PostProcessors

ActivePivot includes a key feature called post-processing, which provides the ability to evaluate business logic for each request to aggregated data . It is defined on the server side using Java code.

It is extremely flexible and can use the following types of data to compute its value:

  • Pre-aggregated data

  • Custom aggregations

  • Other PostProcessor results

  • External resources (eg share prices, FOREX)

User-defined aggregation functions and PostProcessors allow users to configure the exact data sets to be visualized for their business goals. Post-processor advantages include the following:

  • The user does not need to know if a measure is post-processed or pre-processed.

  • Written in Java, this allows PostProcessors to use many external systems and provides a lot more flexibility over MDX calculated measures.

  • Post-processing offers infinite possibilities for aggregation. It is very easy for ActivePivot’s PostProcessor to accurately compute the PnL of a trade, using real-time data streams (e.g. share prices and FOREX).

  • The results of any such computations can be aggregated across any dimension.

  • Post-processors are more flexible than traditional database stored procedures.

  • They always have a value and this value can depend on the query context.

Post-procesed measures

Some of the common business cases dealt with using PostProcessors are:

  • Simple arithmetic operations (e.g. calculating a ratio between levels)

  • Currency conversions (e.g. using external data to convert a trade’s currency to a common currency)

  • Presentation effects (e.g. hiding meaningless values from users)

  • Displays of market data (e.g. show the market data used in a currency conversion)

  • Running totals (e.g. showing how cash flows accumulate over a time)

  • Computing non-aggregating values (e.g.VaR)

  • Real-time market data updates (e.g. FX and P&L)

Postprocessors in the Accelerator

The available PostProcessors are found in the *-lib modules, calculations packages. The resulting folders follow the pattern: /mr-*-lib/src/main/java/com/activeviam/mr/*/calculations/postprocessors/

The following table describes the PostProcessors available in the Accelerator.

Postprocessor Description
DynamicTenorsAndMaturitiesPostProcessor Dynamically buckets from an input tenor and maturity to the appropriate destination tenors and maturities. Can be configured to bucket on a single dimension (either tenors or maturities).
AppendD2DDiffPostProcessor Appends the day-to-day difference value to a measure.
AsOfDateNeighbourValuePostProcessor Extension of the NeighborValuePostProcessor, which uses a day-to-day analysis hierarchy to select the AsOfDate to shift to.
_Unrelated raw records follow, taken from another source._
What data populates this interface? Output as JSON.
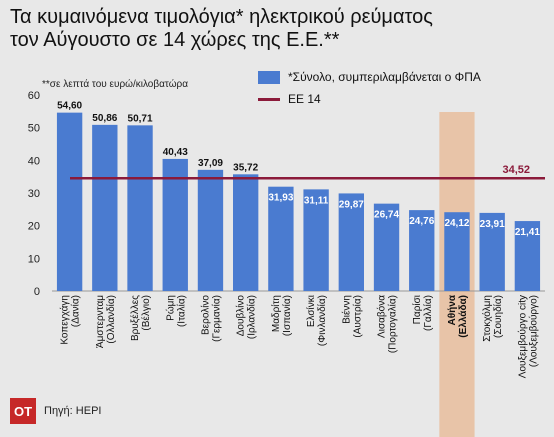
{
  "title_line1": "Τα κυμαινόμενα τιμολόγια* ηλεκτρικού ρεύματος",
  "title_line2": "τον Αύγουστο σε 14 χώρες της Ε.Ε.**",
  "note": "**σε λεπτά του ευρώ/κιλοβατώρα",
  "legend_bar": "*Σύνολο, συμπεριλαμβάνεται ο ΦΠΑ",
  "legend_line": "ΕΕ 14",
  "logo": "OT",
  "source": "Πηγή: HEPI",
  "colors": {
    "bar": "#4a7bd0",
    "line": "#8b1a3a",
    "highlight": "#e8c4a8"
  },
  "chart_data": {
    "type": "bar",
    "categories": [
      [
        "Κοπεγχάγη",
        "(Δανία)"
      ],
      [
        "Άμστερνταμ",
        "(Ολλανδία)"
      ],
      [
        "Βρυξέλλες",
        "(Βέλγιο)"
      ],
      [
        "Ρώμη",
        "(Ιταλία)"
      ],
      [
        "Βερολίνο",
        "(Γερμανία)"
      ],
      [
        "Δουβλίνο",
        "(Ιρλανδία)"
      ],
      [
        "Μαδρίτη",
        "(Ισπανία)"
      ],
      [
        "Ελσίνκι",
        "(Φινλανδία)"
      ],
      [
        "Βιέννη",
        "(Αυστρία)"
      ],
      [
        "Λισαβόνα",
        "(Πορτογαλία)"
      ],
      [
        "Παρίσι",
        "(Γαλλία)"
      ],
      [
        "Αθήνα",
        "(Ελλάδα)"
      ],
      [
        "Στοκχόλμη",
        "(Σουηδία)"
      ],
      [
        "Λουξεμβούργο city",
        "(Λουξεμβούργο)"
      ]
    ],
    "values": [
      54.6,
      50.86,
      50.71,
      40.43,
      37.09,
      35.72,
      31.93,
      31.11,
      29.87,
      26.74,
      24.76,
      24.12,
      23.91,
      21.41
    ],
    "value_labels": [
      "54,60",
      "50,86",
      "50,71",
      "40,43",
      "37,09",
      "35,72",
      "31,93",
      "31,11",
      "29,87",
      "26,74",
      "24,76",
      "24,12",
      "23,91",
      "21,41"
    ],
    "highlight_index": 11,
    "reference_line": {
      "name": "ΕΕ 14",
      "value": 34.52,
      "label": "34,52"
    },
    "ylim": [
      0,
      60
    ],
    "yticks": [
      0,
      10,
      20,
      30,
      40,
      50,
      60
    ],
    "ytick_labels": [
      "0",
      "10",
      "20",
      "30",
      "40",
      "50",
      "60"
    ],
    "grid": false
  }
}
By default, it removes the cube filtering.
CoPPerPostProcessors Helper class containing definitions of CoPPer API measures to be wired into the Cube definition by the Starter module.
ConstantZeroPostProcessor Returns zero at any location, to allow usage as an underlying measure for analysis hierarchy PostProcessors.
DoubleDifferencePostProcessor Computes the difference between two double values. Used over a basic FormulaPostProcessor to allow for null checks.
DynamicTenorsAndMaturitiesPostProcessor Postprocessor that dynamically buckets from an input tenor and maturity to the appropriate destination tenors and maturities. Can be configured to bucket on a single dimension (either tenors or maturities).
ESIndicesPostProcessor Computes expected shortfall, the average of losses greater than the VaR of a given position.
FXPostProcessor Provides dynamic aggregation of values in multiple currencies, with conversion into a contextual reference currency.
FXVectorPostProcessor Provides dynamic aggregation of values in multiple currencies, with conversion into a contextual reference currency. Applied to vectors.
IncrementalVaRPostProcessor Computes incremental VaR, a measure of the change in the VaR of a parent portfolio should a sub-portfolio be removed from it.
ScenarioNamePostProcessor Queries the datastore and returns the scenario names for an array of indices.
TenorAndMaturityExpand Add-ons. These are Var and ES Sign-off adjustments applied at predefined levels in the hierarchies, for example, book / risk.
TenorExpand Expands a sensitivity measure along the tenor hierarchy.
UnderlyingMeasureSelectorPostProcessor Returns the valid Delta at the given location, between the aggregated vector, the tenor expansion, or the dynamically bucketed value.
VaRIndicesPostProcessor Computes the VaR index (or indices if we are interpolating) for a given PnL vector and confidence level.
VaRPostProcessor Computes the VaR for a given PnL vector and confidence level.
VectorAggregationPostProcessor Aggregates a vector.